Her bloodshot eyes squinted at nothing; she seemed momentarily mesmerized, lost in contemplation of sums so vast and dazzling that they were beyond her ken, like an image of infinity. Merely to speak of them was to taste the power of money, to roll dreams of wealth around her mouth.
“Did you ever hear her talk about Guy Somé?”
“Oh yeah, she liked Gee, ’e was good to ’er. Person’lly, I prefer more classic things. It’s not my kinda style.”
The shocking-pink Lycra, tight on the rolls of fat spilling over the waistband of her leggings, rippled as she leaned forward to tap her cigarette delicately into the ashtray.
“‘ ’E’s like a brother to me,’ she sez, an’ I sez, never mind pretend brothers, why don’t we try an’ find my boys togevver? But she weren’t int’rested.”
“Your boys?”
“Me sons, me ovver kids. Yeah, I ’ad two more after ’er: one wiv Dez, an’ then later there wuz another one. Social Services took ’em off me, but I sez to ’er, wiv your money we could find ’em, gimme a bit, not much, I dunno, coupla grand, an’ I’ll try an’ get someone to find ’em, keep it quiet from the press, I’ll ’andle it, I’ll keep you out of it. But she weren’ interested,” repeated Marlene.

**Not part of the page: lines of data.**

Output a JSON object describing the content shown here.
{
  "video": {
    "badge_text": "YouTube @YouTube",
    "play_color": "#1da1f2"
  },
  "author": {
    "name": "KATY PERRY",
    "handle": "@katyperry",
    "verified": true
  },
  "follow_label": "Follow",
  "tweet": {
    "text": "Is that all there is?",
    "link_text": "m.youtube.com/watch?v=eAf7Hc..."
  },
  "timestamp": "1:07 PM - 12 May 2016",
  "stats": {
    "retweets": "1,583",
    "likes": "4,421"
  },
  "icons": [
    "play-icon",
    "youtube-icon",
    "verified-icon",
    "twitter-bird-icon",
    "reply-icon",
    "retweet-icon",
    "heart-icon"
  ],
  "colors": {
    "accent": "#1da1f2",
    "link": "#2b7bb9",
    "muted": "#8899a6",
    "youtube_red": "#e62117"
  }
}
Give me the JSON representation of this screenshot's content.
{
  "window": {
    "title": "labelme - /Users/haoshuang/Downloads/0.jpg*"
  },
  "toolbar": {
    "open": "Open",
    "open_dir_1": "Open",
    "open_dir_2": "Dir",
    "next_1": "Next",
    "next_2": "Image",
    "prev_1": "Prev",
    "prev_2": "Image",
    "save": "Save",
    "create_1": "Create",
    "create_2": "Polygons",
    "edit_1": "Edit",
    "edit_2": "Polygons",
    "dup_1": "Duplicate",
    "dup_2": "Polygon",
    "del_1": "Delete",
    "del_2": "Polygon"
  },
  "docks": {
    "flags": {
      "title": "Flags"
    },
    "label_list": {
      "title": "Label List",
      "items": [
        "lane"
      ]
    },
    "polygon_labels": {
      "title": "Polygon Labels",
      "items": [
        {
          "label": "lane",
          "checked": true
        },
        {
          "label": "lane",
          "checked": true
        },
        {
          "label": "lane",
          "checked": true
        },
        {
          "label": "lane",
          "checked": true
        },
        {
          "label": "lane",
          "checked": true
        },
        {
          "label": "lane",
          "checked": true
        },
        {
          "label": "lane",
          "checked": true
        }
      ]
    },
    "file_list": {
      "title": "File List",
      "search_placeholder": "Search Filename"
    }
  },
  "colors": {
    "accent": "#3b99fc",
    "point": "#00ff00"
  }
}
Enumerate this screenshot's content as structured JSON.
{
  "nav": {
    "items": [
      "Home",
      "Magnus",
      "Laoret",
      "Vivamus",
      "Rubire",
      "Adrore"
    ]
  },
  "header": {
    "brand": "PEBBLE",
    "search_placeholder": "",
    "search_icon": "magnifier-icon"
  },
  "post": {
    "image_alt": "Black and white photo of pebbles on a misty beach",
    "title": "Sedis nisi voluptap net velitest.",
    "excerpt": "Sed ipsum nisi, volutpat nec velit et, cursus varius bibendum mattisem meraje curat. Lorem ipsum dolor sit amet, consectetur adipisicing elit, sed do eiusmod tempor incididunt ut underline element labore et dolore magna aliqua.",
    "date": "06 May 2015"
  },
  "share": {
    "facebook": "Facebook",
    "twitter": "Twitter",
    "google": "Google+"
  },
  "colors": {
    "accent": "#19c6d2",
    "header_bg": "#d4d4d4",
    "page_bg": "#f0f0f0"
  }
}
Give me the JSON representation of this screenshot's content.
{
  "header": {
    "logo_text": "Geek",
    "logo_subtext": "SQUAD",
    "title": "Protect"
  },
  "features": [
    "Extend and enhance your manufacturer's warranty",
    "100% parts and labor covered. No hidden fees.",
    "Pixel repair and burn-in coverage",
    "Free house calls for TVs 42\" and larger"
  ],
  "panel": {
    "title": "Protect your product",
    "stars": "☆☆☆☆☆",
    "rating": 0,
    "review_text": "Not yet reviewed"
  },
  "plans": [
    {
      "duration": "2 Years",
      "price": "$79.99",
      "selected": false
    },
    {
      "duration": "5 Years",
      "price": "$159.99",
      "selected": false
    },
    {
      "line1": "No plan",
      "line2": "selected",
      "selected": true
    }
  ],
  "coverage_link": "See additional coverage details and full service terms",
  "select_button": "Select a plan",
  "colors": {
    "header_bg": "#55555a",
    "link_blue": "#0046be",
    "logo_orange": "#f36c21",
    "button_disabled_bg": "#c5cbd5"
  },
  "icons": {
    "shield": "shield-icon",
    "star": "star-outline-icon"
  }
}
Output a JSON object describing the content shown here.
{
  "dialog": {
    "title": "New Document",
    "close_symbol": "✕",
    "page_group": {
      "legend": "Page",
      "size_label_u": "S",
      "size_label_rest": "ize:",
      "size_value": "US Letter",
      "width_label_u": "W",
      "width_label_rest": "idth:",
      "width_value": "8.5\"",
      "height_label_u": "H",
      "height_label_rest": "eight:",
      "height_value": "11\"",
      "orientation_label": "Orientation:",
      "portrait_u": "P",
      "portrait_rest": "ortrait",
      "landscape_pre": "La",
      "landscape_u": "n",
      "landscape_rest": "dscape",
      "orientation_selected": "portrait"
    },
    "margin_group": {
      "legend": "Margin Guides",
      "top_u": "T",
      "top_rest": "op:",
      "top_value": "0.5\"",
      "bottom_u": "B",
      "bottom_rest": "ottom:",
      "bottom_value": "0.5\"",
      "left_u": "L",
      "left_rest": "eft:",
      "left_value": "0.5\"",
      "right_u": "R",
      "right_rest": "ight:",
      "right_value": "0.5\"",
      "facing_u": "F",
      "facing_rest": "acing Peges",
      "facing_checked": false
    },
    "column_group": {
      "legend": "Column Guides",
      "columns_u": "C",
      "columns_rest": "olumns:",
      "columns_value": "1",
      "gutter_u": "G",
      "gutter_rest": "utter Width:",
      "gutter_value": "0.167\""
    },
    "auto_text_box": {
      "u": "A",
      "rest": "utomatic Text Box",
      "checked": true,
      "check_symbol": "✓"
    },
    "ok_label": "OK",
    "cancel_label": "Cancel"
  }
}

“Do you know where your sons are?”
“They took ’em as babies, I dunno where they are now. I was havin’ problems. I ain’t gonna lie to ya, I’ve had a bloody hard life.”
And she told him, at length, about her hard life. It was a sordid story littered with violent men, with addiction and ignorance, neglect and poverty, and an animal instinct for survival that jettisoned babies in its wake, for they demanded skills that Marlene had never developed.
“So you don’t know where your two sons are now?” Strike repeated, twenty minutes later.
“No, how the fuck could I?” said Marlene, who had talked herself into bitterness. “She weren’ int’rested anyway. She already had a white brother, di’n’t she? She wuz after black family. That’s what she reely wanted.”